For better or worse, your words create your world.

Today my thoughts and comments are about “words with friends.”

Words seem such small things when spoken; their sound lingers only a moment but their effect can endure in hearts and minds for a lifetime. “Kind words can be short and easy to speak, but their echoes are truly endless. (Josh Billings) For better or worse, your words create your world, and shape the world of others around you.

Conversation is the foremost interaction between individuals, the means by which you communicate thoughts and feelings, convey understanding, and express delight or displeasure. I recently read this relevant quote, “The real art of conversation is not only to say the right thing at the right place but to leave unsaid the wrong thing at the tempting moment.” (Dorothy Nevill, 1826-1913) I think the latter is the more important, yet also most difficult of the two to master. Some of us just seem to have too many tempting moments to resist. Read Ecclesiastes 5:2 NKJV.

Within your words is the awesome power to repair a broken heart or a fearsome potential to wreck a life. Solomon understood that diverse potential as he wrote, “A wholesome tongue is a tree of life, but perverseness in it breaks the spirit . . Death and life are in the power of the tongue.” Proverbs 15:4/18:21 NKJV. When a child, a person takes two years to learn to talk, but the rest of their life to choose and control their words. It is no challenge to recognize that simple reality.

The Bible recognizes our common dilemma of an unruly tongue, “For we all stumble in many things. If anyone does not stumble in word, he is a perfect man, able also to bridle the whole body . . And the tongue is a fire, a world of iniquity. The tongue is so set among our members that it defiles the whole body . .” Read James 3:2-12 NKJV. What is easy to say becomes hard to forgive, and not always possible to repair. Careless words usually fill the vacuum left when you have nothing worthwhile to contribute. Read Matthew 12:35-36 NKJV.

Let your words be always kind and gracious, loving and generous, true and trustworthy, uplifting and edifying, and healing to others, not hurting them. See Colossians 4:6 NLT. “Until we all . . become mature . . speaking the truth in love, we will in all things grow up into him . . the whole Body grows and builds itself up in love, as each part does its work . . building others up according to their needs that it may benefit those who listen.” Read Ephesians 4:13-19/29-30 NIV. It is not only what you speak but why – always for another’s blessing and benefit, and to the glory and honor of Christ. “Let us not love in word or in tongue, but in deed and in truth.” 1 John 3:18 NKJV.
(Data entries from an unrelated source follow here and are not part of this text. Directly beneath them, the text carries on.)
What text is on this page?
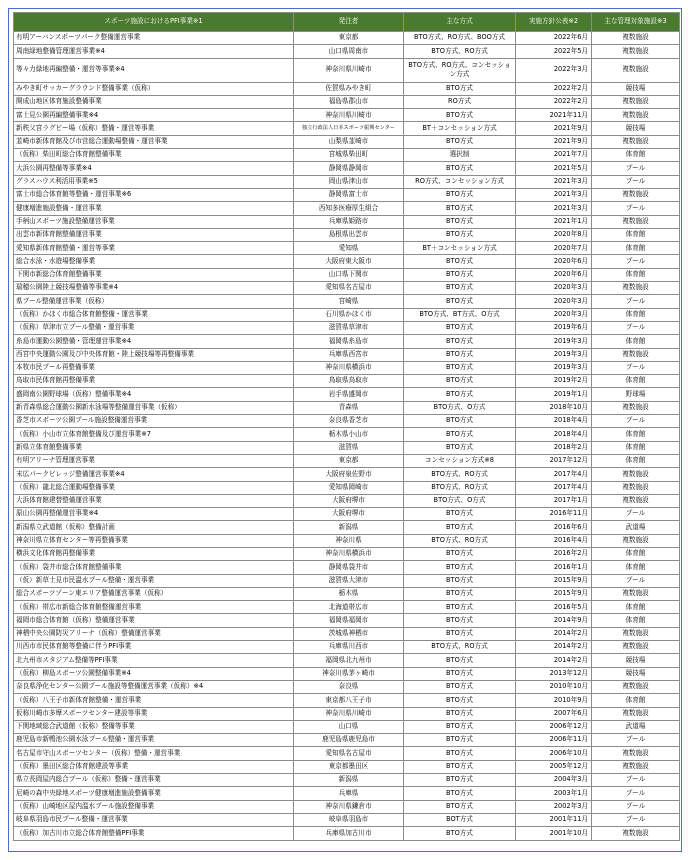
スポーツ施設におけるPFI事業※1	発注者	主な方式	実施方針公表※2	主な管理対象施設※3
有明アーバンスポーツパーク整備運営事業	東京都	BTO方式、RO方式、BOO方式	2022年6月	複数施設
周南緑地整備管理運営事業※4	山口県周南市	BTO方式、RO方式	2022年5月	複数施設
等々力緑地再編整備・運営等事業※4	神奈川県川崎市	BTO方式、RO方式、コンセッション方式	2022年3月	複数施設
みやき町サッカーグラウンド整備事業（仮称）	佐賀県みやき町	BTO方式	2022年2月	競技場
開成山地区体育施設整備事業	福島県郡山市	RO方式	2022年2月	複数施設
富士見公園再編整備事業※4	神奈川県川崎市	BTO方式	2021年11月	複数施設
新秩父宮ラグビー場（仮称）整備・運営等事業	独立行政法人日本スポーツ振興センター	BT＋コンセッション方式	2021年9月	競技場
韮崎市新体育館及び市営総合運動場整備・運営事業	山梨県韮崎市	BTO方式	2021年9月	複数施設
（仮称）柴田町総合体育館整備事業	宮城県柴田町	選択制	2021年7月	体育館
大浜公園再整備等事業※4	静岡県静岡市	BTO方式	2021年5月	プール
グラスハウス利活用事業※5	岡山県津山市	RO方式、コンセッション方式	2021年3月	プール
富士市総合体育館等整備・運営事業※6	静岡県富士市	BTO方式	2021年3月	複数施設
健康増進施設整備・運営事業	西知多医療厚生組合	BTO方式	2021年3月	プール
手柄山スポーツ施設整備運営事業	兵庫県姫路市	BTO方式	2021年1月	複数施設
出雲市新体育館整備運営事業	島根県出雲市	BTO方式	2020年8月	体育館
愛知県新体育館整備・運営等事業	愛知県	BT＋コンセッション方式	2020年7月	体育館
総合水泳・水遊場整備事業	大阪府東大阪市	BTO方式	2020年6月	プール
下関市新総合体育館整備事業	山口県下関市	BTO方式	2020年6月	体育館
瑞穂公園陸上競技場整備等事業※4	愛知県名古屋市	BTO方式	2020年3月	複数施設
県プール整備運営事業（仮称）	宮崎県	BTO方式	2020年3月	プール
（仮称）かほく市総合体育館整備・運営事業	石川県かほく市	BTO方式、BT方式、O方式	2020年3月	体育館
（仮称）草津市立プール整備・運営事業	滋賀県草津市	BTO方式	2019年6月	プール
糸島市運動公園整備・管理運営事業※4	福岡県糸島市	BTO方式	2019年3月	体育館
西宮中央運動公園及び中央体育館・陸上競技場等再整備事業	兵庫県西宮市	BTO方式	2019年3月	複数施設
本牧市民プール再整備事業	神奈川県横浜市	BTO方式	2019年3月	プール
鳥取市民体育館再整備事業	鳥取県鳥取市	BTO方式	2019年2月	体育館
盛岡南公園野球場（仮称）整備事業※4	岩手県盛岡市	BTO方式	2019年1月	野球場
新青森県総合運動公園新水泳場等整備運営事業（仮称）	青森県	BTO方式、O方式	2018年10月	複数施設
香芝市スポーツ公園プール施設整備運営事業	奈良県香芝市	BTO方式	2018年4月	プール
（仮称）小山市立体育館整備及び運営事業※7	栃木県小山市	BTO方式	2018年4月	体育館
新県立体育館整備事業	滋賀県	BTO方式	2018年2月	体育館
有明アリーナ管理運営事業	東京都	コンセッション方式※8	2017年12月	体育館
末広パークビレッジ整備運営事業※4	大阪府泉佐野市	BTO方式、RO方式	2017年4月	複数施設
（仮称）龍北総合運動場整備事業	愛知県岡崎市	BTO方式、RO方式	2017年4月	複数施設
大浜体育館建替整備運営事業	大阪府堺市	BTO方式、O方式	2017年1月	複数施設
原山公園再整備運営事業※4	大阪府堺市	BTO方式	2016年11月	プール
新潟県立武道館（仮称）整備計画	新潟県	BTO方式	2016年6月	武道場
神奈川県立体育センター等再整備事業	神奈川県	BTO方式、RO方式	2016年4月	複数施設
横浜文化体育館再整備事業	神奈川県横浜市	BTO方式	2016年2月	体育館
（仮称）袋井市総合体育館整備事業	静岡県袋井市	BTO方式	2016年1月	体育館
（仮）新草土見市民温水プール整備・運営事業	滋賀県大津市	BTO方式	2015年9月	プール
総合スポーツゾーン東エリア整備運営事業（仮称）	栃木県	BTO方式	2015年9月	複数施設
（仮称）帯広市新総合体育館整備運営事業	北海道帯広市	BTO方式	2016年5月	体育館
福岡市総合体育館（仮称）整備運営事業	福岡県福岡市	BTO方式	2014年9月	体育館
神栖中央公園防災アリーナ（仮称）整備運営事業	茨城県神栖市	BTO方式	2014年2月	複数施設
川西市市民体育館等整備に伴うPFI事業	兵庫県川西市	BTO方式、RO方式	2014年2月	複数施設
北九州市スタジアム整備等PFI事業	福岡県北九州市	BTO方式	2014年2月	競技場
（仮称）柳島スポーツ公園整備事業※4	神奈川県茅ヶ崎市	BTO方式	2013年12月	競技場
奈良県浄化センター公園プール施設等整備運営事業（仮称）※4	奈良県	BTO方式	2010年10月	複数施設
（仮称）八王子市新体育館整備・運営事業	東京都八王子市	BTO方式	2010年9月	体育館
仮称川崎市多摩スポーツセンター建設等事業	神奈川県川崎市	BTO方式	2007年6月	複数施設
下関地域総合武道館（仮称）整備等事業	山口県	BTO方式	2006年12月	武道場
鹿児島市新鴨池公園水泳プール整備・運営事業	鹿児島県鹿児島市	BTO方式	2006年11月	プール
名古屋市守山スポーツセンター（仮称）整備・運営事業	愛知県名古屋市	BTO方式	2006年10月	複数施設
（仮称）墨田区総合体育館建設等事業	東京都墨田区	BTO方式	2005年12月	複数施設
県立長岡屋内総合プール（仮称）整備・運営事業	新潟県	BTO方式	2004年3月	プール
尼崎の森中央緑地スポーツ健康増進施設整備事業	兵庫県	BTO方式	2003年1月	プール
（仮称）山崎地区屋内温水プール施設整備事業	神奈川県鎌倉市	BTO方式	2002年3月	プール
岐阜県羽島市民プール整備・運営事業	岐阜県羽島市	BOT方式	2001年11月	プール
（仮称）加古川市立総合体育館整備PFI事業	兵庫県加古川市	BTO方式	2001年10月	複数施設
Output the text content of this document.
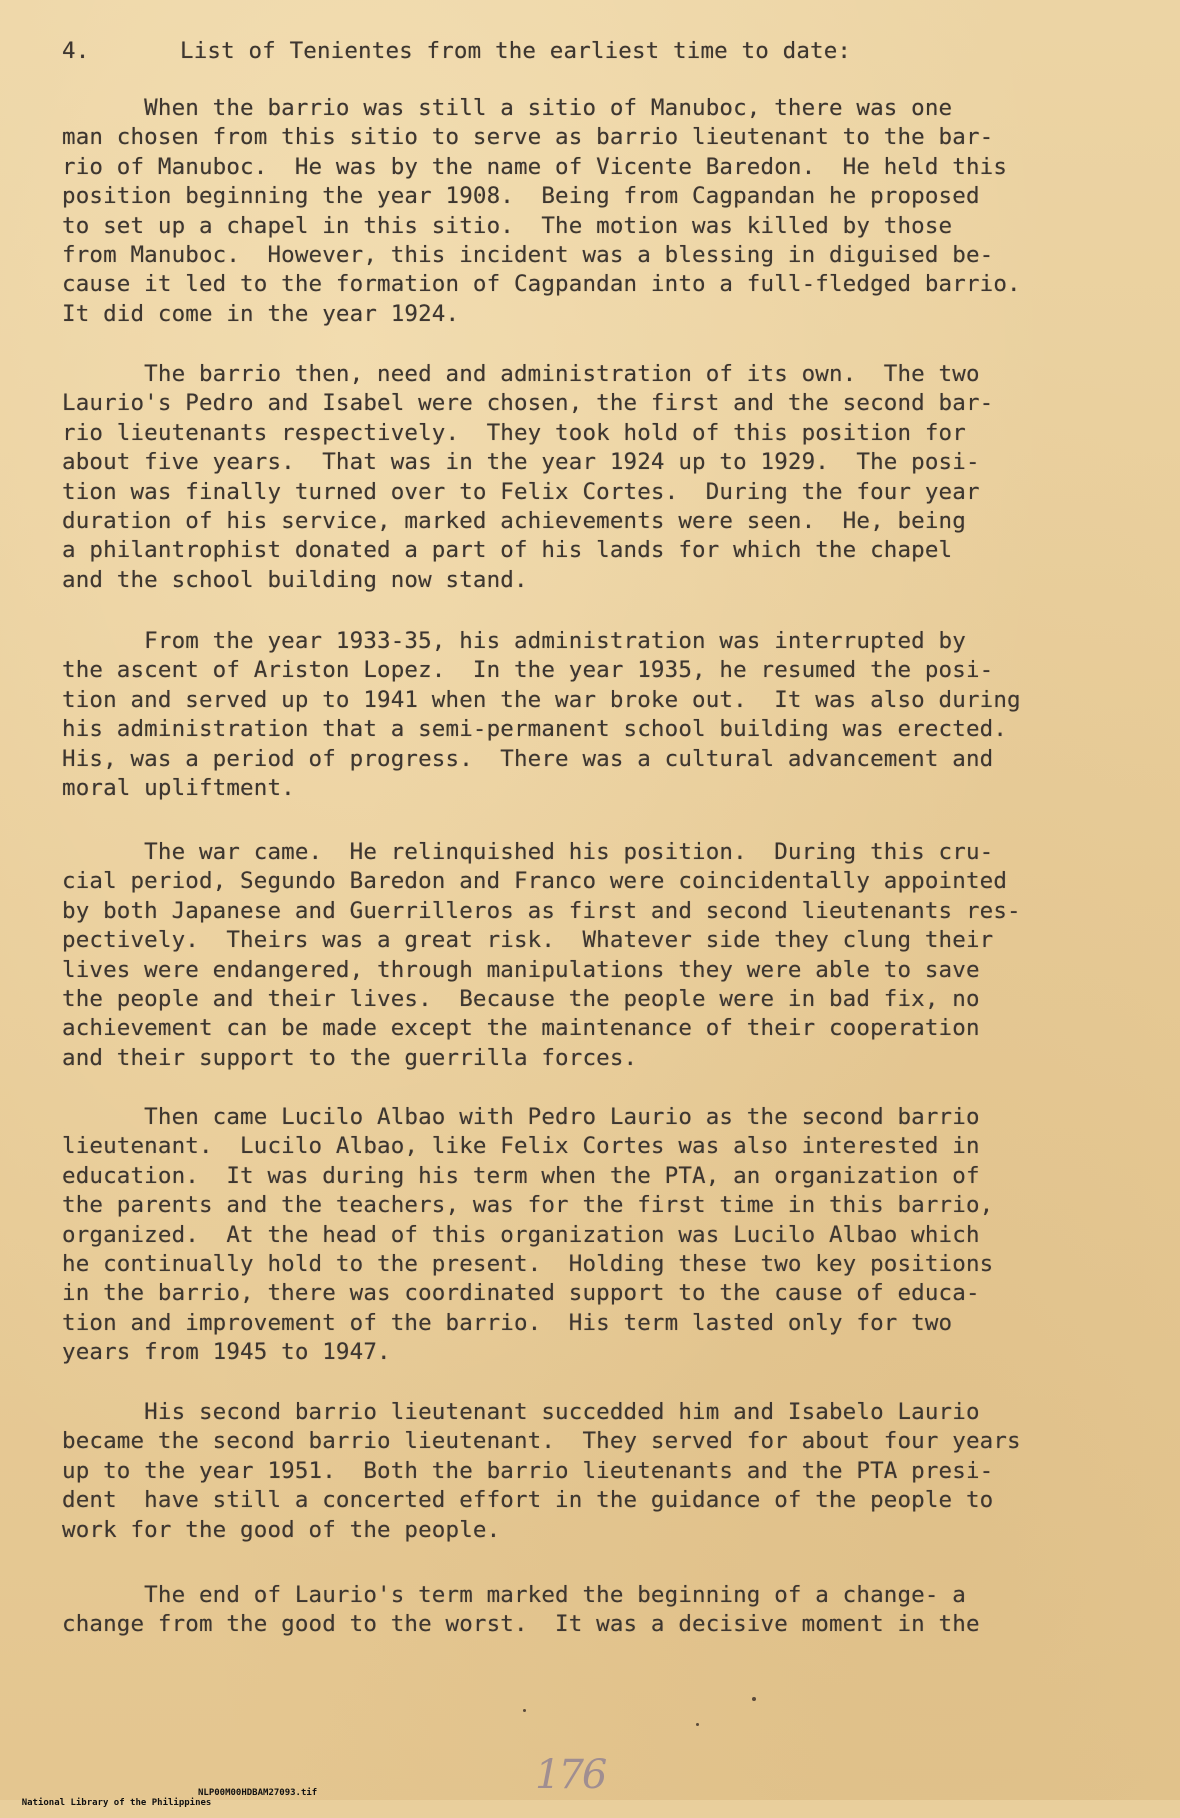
4.	List of Tenientes from the earliest time to date:
When the barrio was still a sitio of Manuboc, there was one
man chosen from this sitio to serve as barrio lieutenant to the bar-
rio of Manuboc.  He was by the name of Vicente Baredon.  He held this
position beginning the year 1908.  Being from Cagpandan he proposed
to set up a chapel in this sitio.  The motion was killed by those
from Manuboc.  However, this incident was a blessing in diguised be-
cause it led to the formation of Cagpandan into a full-fledged barrio.
It did come in the year 1924.
The barrio then, need and administration of its own.  The two
Laurio's Pedro and Isabel were chosen, the first and the second bar-
rio lieutenants respectively.  They took hold of this position for
about five years.  That was in the year 1924 up to 1929.  The posi-
tion was finally turned over to Felix Cortes.  During the four year
duration of his service, marked achievements were seen.  He, being
a philantrophist donated a part of his lands for which the chapel
and the school building now stand.
From the year 1933-35, his administration was interrupted by
the ascent of Ariston Lopez.  In the year 1935, he resumed the posi-
tion and served up to 1941 when the war broke out.  It was also during
his administration that a semi-permanent school building was erected.
His, was a period of progress.  There was a cultural advancement and
moral upliftment.
The war came.  He relinquished his position.  During this cru-
cial period, Segundo Baredon and Franco were coincidentally appointed
by both Japanese and Guerrilleros as first and second lieutenants res-
pectively.  Theirs was a great risk.  Whatever side they clung their
lives were endangered, through manipulations they were able to save
the people and their lives.  Because the people were in bad fix, no
achievement can be made except the maintenance of their cooperation
and their support to the guerrilla forces.
Then came Lucilo Albao with Pedro Laurio as the second barrio
lieutenant.  Lucilo Albao, like Felix Cortes was also interested in
education.  It was during his term when the PTA, an organization of
the parents and the teachers, was for the first time in this barrio,
organized.  At the head of this organization was Lucilo Albao which
he continually hold to the present.  Holding these two key positions
in the barrio, there was coordinated support to the cause of educa-
tion and improvement of the barrio.  His term lasted only for two
years from 1945 to 1947.
His second barrio lieutenant succedded him and Isabelo Laurio
became the second barrio lieutenant.  They served for about four years
up to the year 1951.  Both the barrio lieutenants and the PTA presi-
dent  have still a concerted effort in the guidance of the people to
work for the good of the people.
The end of Laurio's term marked the beginning of a change- a
change from the good to the worst.  It was a decisive moment in the
176

National Library of the Philippines
NLP00M00HDBAM27093.tif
But how? Is there an answer? Of course, but the answer is in God not yourself. “Let the words of my mouth and the meditation of my heart be acceptable in Your sight, O Lord, my strength and Redeemer.” Psalm 19:14 NKJV. Before you speak, consider carefully if your words pass the litmus test of Godly conversation – “acceptable in Your sight, O Lord.”

My prayer for you today is that your words reflect the One who is the Living Word.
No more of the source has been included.